Investors had already been expecting the reports on the economy to be weak, "so the real story today for traders is earnings," said Chris Larkin, managing director of trading and investment product at E-Trade Financial. 

Thursday was the busiest day for profit reports among S&P 500 companies within the busiest week this earnings season.

Earnings reports have mostly been better than Wall Street's expectations so far, but they've been far below year-ago levels, before the pandemic struck. The big companies in the S&P 500 are on track to report a nearly 38% drop for the second quarter from a year earlier, according to FactSet.

Energy stocks had some of the market's sharpest losses, dropping in concert with oil prices amid worries about a weaker economy. Exxon Mobil dropped 4.9%, and ConocoPhillips lost 5.8%.

Financial stocks were also weak, hurt by a drop in interest rates that reins in the profits to be made from lending. JPMorgan Chase fell 2.7%, and Citigroup lost 3.1%

On the winning end was UPS, which jumped 14.4% to a record high after reporting revenue and profits for the spring that blew past analysts' expectations. It benefited from more people getting deliveries at home amid the pandemic.

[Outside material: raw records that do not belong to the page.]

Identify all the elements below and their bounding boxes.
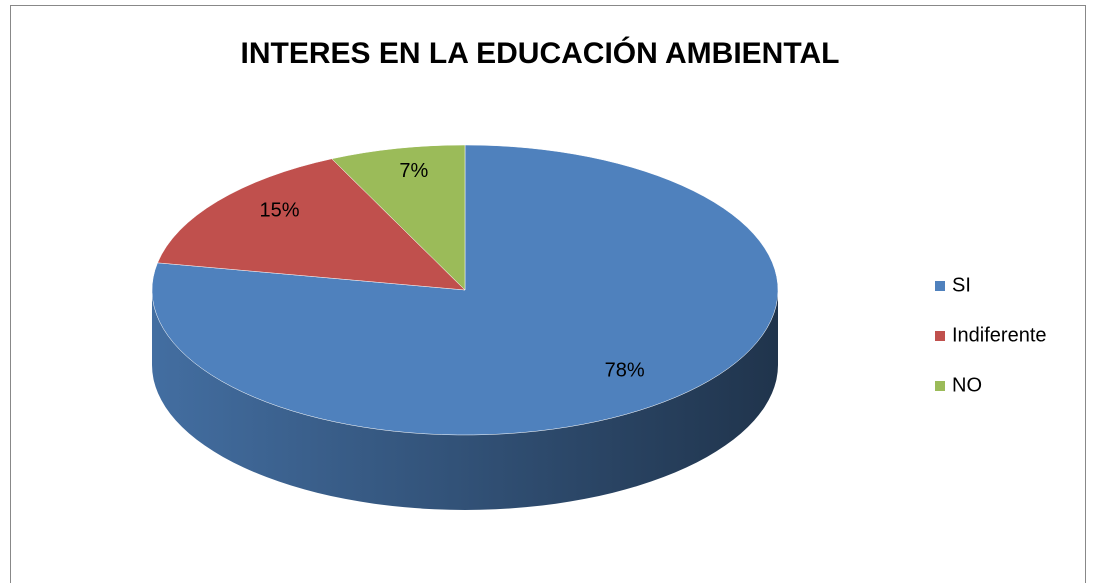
legend-swatch (935, 381, 945, 391)
legend-swatch (935, 331, 945, 341)
legend-label: SI (952, 274, 971, 296)
pie-slice (151, 144, 779, 436)
pie-slice (331, 144, 466, 291)
legend-swatch (935, 281, 945, 291)
legend-label: Indiferente (952, 324, 1047, 346)
data-label: 78% (605, 360, 645, 382)
chart-title: INTERES EN LA EDUCACIÓN AMBIENTAL (241, 36, 840, 70)
data-label: 7% (399, 160, 428, 182)
pie-slice (157, 158, 466, 291)
pie-side (152, 290, 778, 510)
data-label: 15% (259, 200, 299, 222)
legend-label: NO (952, 374, 982, 396)
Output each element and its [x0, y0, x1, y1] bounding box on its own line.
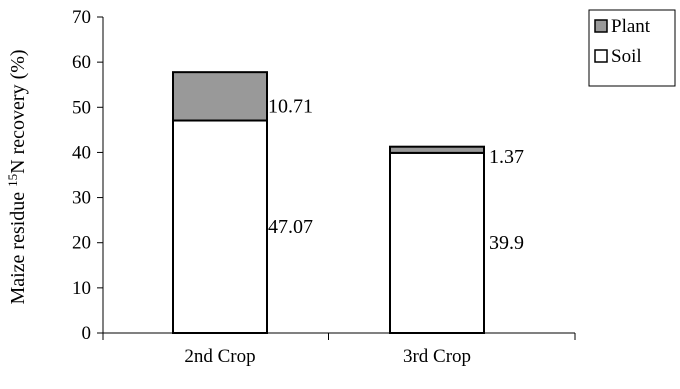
y-tick-label-30: 30 [72, 188, 91, 209]
y-tick-label-40: 40 [72, 142, 91, 163]
legend: Plant Soil [588, 9, 676, 87]
category-label-1: 3rd Crop [403, 346, 471, 367]
y-tick-label-60: 60 [72, 52, 91, 73]
bars [172, 71, 485, 334]
category-labels: 2nd Crop 3rd Crop [184, 346, 471, 367]
data-label-soil-0: 47.07 [268, 216, 313, 238]
bar-plant-0 [172, 71, 268, 122]
legend-swatch-soil [594, 49, 608, 63]
data-label-soil-1: 39.9 [489, 232, 524, 254]
y-tick-label-10: 10 [72, 278, 91, 299]
legend-swatch-plant [594, 19, 608, 33]
legend-label-soil: Soil [611, 46, 642, 67]
y-tick-label-20: 20 [72, 233, 91, 254]
bar-plant-1 [389, 145, 485, 154]
category-label-0: 2nd Crop [184, 346, 255, 367]
bar-soil-1 [389, 151, 485, 334]
y-axis-label-prefix: Maize residue [7, 187, 29, 305]
y-axis-label-sup: 15 [5, 174, 20, 187]
y-axis-label: Maize residue 15N recovery (%) [5, 49, 30, 304]
data-label-plant-1: 1.37 [489, 146, 524, 168]
legend-label-plant: Plant [611, 16, 651, 37]
y-tick-label-70: 70 [72, 7, 91, 28]
data-label-plant-0: 10.71 [268, 95, 313, 117]
y-tick-label-0: 0 [82, 323, 92, 344]
y-ticks: 0 10 20 30 40 50 60 70 [72, 7, 103, 344]
data-labels: 47.07 10.71 39.9 1.37 [268, 95, 524, 254]
y-tick-label-50: 50 [72, 97, 91, 118]
bar-soil-0 [172, 119, 268, 334]
y-axis-label-suffix: N recovery (%) [7, 49, 29, 173]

Qualcomm rose 15.2% after it also reported stronger-than-expected quarterly results, while announcing it had resolved a dispute with Huawei and signed a new license agreement.

Shortly after trading ended for the day, Amazon, Apple, Facebook and Google's parent company all reported bigger profits for the latest quarter than Wall Street had forecast. Apple also announced a 4-for-1 stock split.

Expectations were already high for each of the giants. Their stocks are all up at least 14% this year, when the S&P 500 is up just 0.5%. Amazon is up more than 65%.

Investors have continued to flock to them on expectations that their growth will only continue as the pandemic accelerates life's shift toward online. Their huge size also gives their stocks' movements great sway over index funds: The four alone account for nearly 16% of the S&P 500 by market value.

Investors are also continuing to wait for signs of progress from Capitol Hill, where Congress is debating how and whether to offer more aid for the economy ravaged by the pandemic. An extra $600 in weekly unemployment benefits from the federal government is about to expire, and that cash is growing in importance as the number of laid-off workers ticks higher.

A little more than 1.4 million U.S. workers applied for unemployment benefits last week, according to a Thursday report from the Labor Department. That's up by 12,000 from a week earlier.

Thursday's loss for the S&P 500 gave back some of its big gain from the day before, when the Federal Reserve pledged to keep interest rates at their record low but highlighted how uncertain the path is for the economy due to the pandemic. It was the second time that the index has flip-flopped on consecutive days this week.

The yield on the 10-year Treasury fell to 0.55% from 0.58% late Wednesday. It tends to move with investors' expectations for the economy and inflation.

Benchmark U.S. crude dropped $1.35 to settle at $39.32 per barrel. Brent crude, the international standard, fell 81 cents to $42.94 a barrel.

In European stock markets, Germany's DAX lost 3.5%, and France's CAC 40 dropped 2.1%. The FTSE 100 in London was down 2.3%.

In Asia, Japan's Nikkei 225 slipped 0.3%, South Korea's Kospi added 0.2% and Hong Kong's Hang Seng dropped 0.7%. Stocks in Shanghai slipped 0.2%.